Иван Сергеевич Тургенев:
С начала ничего особенного не было заметно. Те же толпы народа перед открытыми кофейными и магазинами, то же движение карет и омнибусов; лица казались несколько оживленнее, разговоры громче и – странное дело! – веселее… вот и все. Но чем дальше я подвигался, тем более изменялась физиономия бульвара. Кареты попадались все реже, омнибусы совсем исчезли; магазины и даже кофейни запирались поспешно – или уже были заперты; народу на улице стало гораздо меньше. <…>
Но вот впереди, криво пересекая бульвар во всю его ширину, вырезалась неровная линия баррикады – вышиною аршина в четыре. По самой ее середине, окруженное другими, трехцветными, расшитыми золотом знаменами, небольшое красное знамя шевелило – направо, налево – свой острый, зловещий язычок. Несколько блузников виднелось из-за гребня наваленных серых камней. Я пододвинулся поближе. Перед самой баррикадой было довольно пусто, человек пятьдесят – не более – бродило взад и вперед по мостовой. <…> Мне все еще не верилось, несмотря на ожидания и предчувствия минувших дней, что дело примет оборот серьезный.
Петр Алексеевич Васильчиков.
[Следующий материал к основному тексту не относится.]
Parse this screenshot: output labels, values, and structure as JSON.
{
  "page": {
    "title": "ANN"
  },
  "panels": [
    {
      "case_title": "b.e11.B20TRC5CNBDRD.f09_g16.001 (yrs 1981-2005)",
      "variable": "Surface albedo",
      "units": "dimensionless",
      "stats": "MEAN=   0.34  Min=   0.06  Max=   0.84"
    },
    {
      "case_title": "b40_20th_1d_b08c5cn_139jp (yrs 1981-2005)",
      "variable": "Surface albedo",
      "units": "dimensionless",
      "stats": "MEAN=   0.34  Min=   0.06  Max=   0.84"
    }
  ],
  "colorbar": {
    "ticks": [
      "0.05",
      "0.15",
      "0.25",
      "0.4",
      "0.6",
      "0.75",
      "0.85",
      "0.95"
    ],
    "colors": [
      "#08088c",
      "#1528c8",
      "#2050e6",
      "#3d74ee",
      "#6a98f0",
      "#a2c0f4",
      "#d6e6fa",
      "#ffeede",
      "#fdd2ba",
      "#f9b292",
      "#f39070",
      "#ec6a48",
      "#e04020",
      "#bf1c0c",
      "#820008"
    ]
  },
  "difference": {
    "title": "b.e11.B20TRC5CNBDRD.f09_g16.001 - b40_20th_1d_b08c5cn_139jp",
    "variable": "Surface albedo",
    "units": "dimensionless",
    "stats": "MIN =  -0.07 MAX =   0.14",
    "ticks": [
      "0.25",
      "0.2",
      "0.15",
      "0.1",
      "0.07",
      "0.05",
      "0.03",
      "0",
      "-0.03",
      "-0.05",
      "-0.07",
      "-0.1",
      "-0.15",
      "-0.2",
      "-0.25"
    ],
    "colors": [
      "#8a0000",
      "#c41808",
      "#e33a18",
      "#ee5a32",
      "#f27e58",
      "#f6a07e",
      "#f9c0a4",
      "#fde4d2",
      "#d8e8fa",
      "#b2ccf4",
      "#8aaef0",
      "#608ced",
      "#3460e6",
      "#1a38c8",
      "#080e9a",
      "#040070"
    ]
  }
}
Из дневника:
Тургенев подошел к самой баррикаде в числе многих, и блузники разговаривали с ними. Подошел отряд национальной гвардии, начальник отряда стал переговариваться с инсургентами[29], и те, которые стояли между отрядом и баррикадой, должны были отойти в сторону. Между тем шум разговоров вокруг все продолжался; начальник воротился к своему отряду, и вдруг раздался неизвестно откуда выстрел. Воцарилась мертвая тишина, и все окна затворились. Вдруг из окон дома, стоящего наискосок, раздался залп, и несколько человек национальных гвардейцев повалились.